The so-called Tauzin-Dingell Act, slated for a House vote this week, has seemingly spawned more drive-time radio ads than "Hooked on Phonics." The bill would allow the "Baby Bell" phone companies to offer long-distance data services without first abandoning their local monopolies, thus nixing a key regulatory provision of the Telecommunications Act of 1996. Because interstate broadband is worth billions, the four titans of regional telecom -- Verizon, SBC, Qwest, and BellSouth -- have spent months saturating the airwaves with gooey messages about how Tauzin-Dingell will launch, say, North Dakota wheat farmers into the Internet Era.
But the Bells doth advertise too much. Regardless of Tauzin-Dingell's fate, the remnants of 1984's Ma Bell breakup are well en route to becoming telecom's zillion-pound gorillas, thanks to the generous patronage of Michael K. Powell (Colin's son). As chairman of the Federal Communications Commission, Powell's hands-off approach virtually assures that the Bells will soon cannibalize such long-distance rivals as AT&T and WorldCom. And that means telecom competition is about to join the Betamax and whalebone corsets in history's dustbin.
The Bells' looming triumph traces back to 1996, when Congress overhauled telecom law for the first time since the New Deal. Despite the 1984 breakup, local phone service was still dominated by Ma Bell's offspring, which own the guts of telecom networks -- wires, poles, and such. To spur competition, legislators offered the Bells a tasty carrot: Open up your local markets to competition and we'll let you enter the long-distance game.
Fortunately for the Bells, the FCC was charged with monitoring the details of that bargain. And the FCC is now led by the Bell-friendly Powell, a onetime corporate attorney whose clients included GTE (now Verizon). Powell also owes his job to none other than Rep. W.J. "Billy" Tauzin (R-La.), head of the powerful House Commerce Committee. The Cajun congressman is a notorious Bell lackey who was feted with a $400,000 Mardi Gras-themed gala at the 2000 GOP convention, courtesy of SBC and BellSouth; his son, Billy III, lobbies for the latter company. It was Tauzin who cajoled Bush into elevating Powell to the chairman's post.
Powell has rewarded Tauzin's faith by treating the Bells with kid gloves. The FCC's competition checklist is laughably lax; the Bells need not offer any real proof that competition exists, and they often put the kibosh on potential rivals by charging exorbitant rental fees for their equipment. Yet Powell is dishing out long-distance approvals like doctor's office lollipops. According to the Precursor Group, the Bells could be cleared to offer long-distance services in 30 states this year. That means almost certain death for long-distance outfits like AT&T and Sprint. Already gutted by ferocious price wars (yes, those pesky 10-10-220 commercials take a toll), these companies stand to lose 40 percent of their business to the Bells, which can offer bundled local and long-distance service.
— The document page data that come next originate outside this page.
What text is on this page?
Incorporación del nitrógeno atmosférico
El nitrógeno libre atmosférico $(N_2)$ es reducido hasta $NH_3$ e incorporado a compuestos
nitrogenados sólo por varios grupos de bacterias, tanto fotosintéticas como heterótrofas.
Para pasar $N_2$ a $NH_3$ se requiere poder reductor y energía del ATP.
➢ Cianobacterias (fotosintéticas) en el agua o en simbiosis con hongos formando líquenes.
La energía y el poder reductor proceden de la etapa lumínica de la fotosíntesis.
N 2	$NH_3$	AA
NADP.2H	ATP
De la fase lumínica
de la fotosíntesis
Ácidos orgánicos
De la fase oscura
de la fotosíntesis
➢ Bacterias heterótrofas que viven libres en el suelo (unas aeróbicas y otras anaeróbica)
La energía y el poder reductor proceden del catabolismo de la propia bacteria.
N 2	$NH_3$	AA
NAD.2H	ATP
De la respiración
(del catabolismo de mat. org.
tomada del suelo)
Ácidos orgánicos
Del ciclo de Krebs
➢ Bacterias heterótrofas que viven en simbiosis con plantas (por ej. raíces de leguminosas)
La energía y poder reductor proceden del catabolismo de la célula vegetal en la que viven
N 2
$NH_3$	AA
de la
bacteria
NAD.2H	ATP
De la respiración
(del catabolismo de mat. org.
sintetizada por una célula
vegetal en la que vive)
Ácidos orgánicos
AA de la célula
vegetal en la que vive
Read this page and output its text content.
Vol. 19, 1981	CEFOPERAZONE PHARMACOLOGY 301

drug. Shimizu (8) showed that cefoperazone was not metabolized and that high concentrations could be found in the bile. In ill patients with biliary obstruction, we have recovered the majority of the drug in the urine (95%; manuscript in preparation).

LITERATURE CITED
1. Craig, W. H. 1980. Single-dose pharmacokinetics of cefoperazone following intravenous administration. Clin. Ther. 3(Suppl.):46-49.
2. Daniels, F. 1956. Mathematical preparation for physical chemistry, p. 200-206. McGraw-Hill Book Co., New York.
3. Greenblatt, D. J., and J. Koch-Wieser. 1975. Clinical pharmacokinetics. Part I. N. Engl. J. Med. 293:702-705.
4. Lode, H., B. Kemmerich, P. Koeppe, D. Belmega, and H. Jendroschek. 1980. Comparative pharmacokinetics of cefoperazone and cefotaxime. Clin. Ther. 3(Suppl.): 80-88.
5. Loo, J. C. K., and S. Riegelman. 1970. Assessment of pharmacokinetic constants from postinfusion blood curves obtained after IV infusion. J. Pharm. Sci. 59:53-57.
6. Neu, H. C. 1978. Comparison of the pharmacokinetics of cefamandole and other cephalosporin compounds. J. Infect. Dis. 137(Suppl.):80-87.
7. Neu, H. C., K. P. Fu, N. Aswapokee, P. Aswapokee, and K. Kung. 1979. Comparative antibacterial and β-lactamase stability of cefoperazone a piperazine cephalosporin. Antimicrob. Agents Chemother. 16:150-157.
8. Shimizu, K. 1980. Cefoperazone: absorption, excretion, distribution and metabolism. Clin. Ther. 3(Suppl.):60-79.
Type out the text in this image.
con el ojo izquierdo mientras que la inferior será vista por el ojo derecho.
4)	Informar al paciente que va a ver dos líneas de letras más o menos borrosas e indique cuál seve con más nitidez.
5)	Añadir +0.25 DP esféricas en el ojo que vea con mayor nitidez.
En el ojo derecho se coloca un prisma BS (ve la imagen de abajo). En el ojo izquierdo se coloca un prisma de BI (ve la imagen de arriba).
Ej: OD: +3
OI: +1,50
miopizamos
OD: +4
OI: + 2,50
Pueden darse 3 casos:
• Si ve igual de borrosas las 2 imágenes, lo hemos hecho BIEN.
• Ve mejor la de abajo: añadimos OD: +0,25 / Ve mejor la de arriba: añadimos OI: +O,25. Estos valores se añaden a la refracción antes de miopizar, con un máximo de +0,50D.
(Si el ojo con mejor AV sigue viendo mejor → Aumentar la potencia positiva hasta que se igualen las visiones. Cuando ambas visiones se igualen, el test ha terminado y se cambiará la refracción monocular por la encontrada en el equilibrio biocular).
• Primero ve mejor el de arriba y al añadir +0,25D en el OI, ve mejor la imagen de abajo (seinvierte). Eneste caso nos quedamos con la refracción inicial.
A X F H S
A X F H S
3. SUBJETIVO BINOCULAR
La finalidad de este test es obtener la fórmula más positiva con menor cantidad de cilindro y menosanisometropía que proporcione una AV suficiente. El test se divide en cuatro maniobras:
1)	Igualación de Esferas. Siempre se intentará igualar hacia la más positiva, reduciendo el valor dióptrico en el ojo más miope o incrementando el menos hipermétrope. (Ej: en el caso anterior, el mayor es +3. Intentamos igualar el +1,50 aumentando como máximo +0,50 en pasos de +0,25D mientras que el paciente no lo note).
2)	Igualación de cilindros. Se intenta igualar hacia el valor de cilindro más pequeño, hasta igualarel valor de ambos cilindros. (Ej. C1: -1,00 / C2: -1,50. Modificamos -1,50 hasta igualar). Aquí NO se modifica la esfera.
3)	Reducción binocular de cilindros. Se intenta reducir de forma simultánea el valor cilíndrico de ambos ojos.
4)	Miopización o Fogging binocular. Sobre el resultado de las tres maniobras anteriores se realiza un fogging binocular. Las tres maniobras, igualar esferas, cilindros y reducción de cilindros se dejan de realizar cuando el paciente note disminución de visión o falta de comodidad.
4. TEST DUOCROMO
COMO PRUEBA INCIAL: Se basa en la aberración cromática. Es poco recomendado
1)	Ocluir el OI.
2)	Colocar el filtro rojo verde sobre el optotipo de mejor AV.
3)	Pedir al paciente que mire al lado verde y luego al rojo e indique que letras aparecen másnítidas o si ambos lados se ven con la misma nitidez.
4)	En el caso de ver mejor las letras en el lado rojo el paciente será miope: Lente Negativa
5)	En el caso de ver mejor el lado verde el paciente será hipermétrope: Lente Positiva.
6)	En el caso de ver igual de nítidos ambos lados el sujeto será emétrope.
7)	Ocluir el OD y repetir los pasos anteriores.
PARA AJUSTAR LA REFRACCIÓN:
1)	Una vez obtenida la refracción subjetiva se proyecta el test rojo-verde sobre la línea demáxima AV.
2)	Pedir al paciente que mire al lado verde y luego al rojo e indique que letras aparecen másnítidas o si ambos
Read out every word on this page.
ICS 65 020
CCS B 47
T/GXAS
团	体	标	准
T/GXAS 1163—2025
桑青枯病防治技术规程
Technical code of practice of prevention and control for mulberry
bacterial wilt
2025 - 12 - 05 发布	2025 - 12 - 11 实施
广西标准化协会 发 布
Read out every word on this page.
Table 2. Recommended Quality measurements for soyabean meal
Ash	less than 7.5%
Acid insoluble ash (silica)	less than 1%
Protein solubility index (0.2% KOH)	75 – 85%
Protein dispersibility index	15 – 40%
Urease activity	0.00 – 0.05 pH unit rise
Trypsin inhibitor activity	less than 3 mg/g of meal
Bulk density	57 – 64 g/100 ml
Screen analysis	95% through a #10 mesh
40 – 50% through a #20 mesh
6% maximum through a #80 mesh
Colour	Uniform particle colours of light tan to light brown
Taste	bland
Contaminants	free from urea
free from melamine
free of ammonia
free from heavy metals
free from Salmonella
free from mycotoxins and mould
The Bells, in turn, are eager to carve up AT&T, Sprint, and their ilk. Legg Mason, an equity research firm, believes that at least one such merger will take place before mid-summer. And the Bush Administration's antitrust watchdogs can't be expected to do much to block a Verizon-AT&T or SBC-WorldCom behemoth. This is, after all, a Justice Department that walked away from the Microsoft case, and a Federal Trade Commission headed by a Reagan-era retread, Timothy J. Muris, who gushes about the efficiency of conglomerates.
The last potential barrier to the Bells' conquest, then, is the FCC, which has the power to block telecom mergers that violate the public interest. But the laissez-faire Powell has derided the FCC's public-interest standard as something that "invites mischief by regulators and special interests." He prefers post-merger enforcement, and has asked Congress to raise the maximum fine he can assess from $1.2 million to $10 million. That's still nothing but a gnat-sized nuisance to the Bells, which average nearly $40 billion in annual revenue.
So as the Tauzin-Dingell debate churns, take the Bells' thunderous rhetoric with a grain of salt. With Powell at the FCC's helm, a defeat this week will only stave off the inevitable. Like the T-1000 cyborg from Terminator 2, which recoalesced after being blasted into a zillion liquefied bits, Ma Bell is back, bigger and badder. Makes you wonder why the courts even bothered in the first place.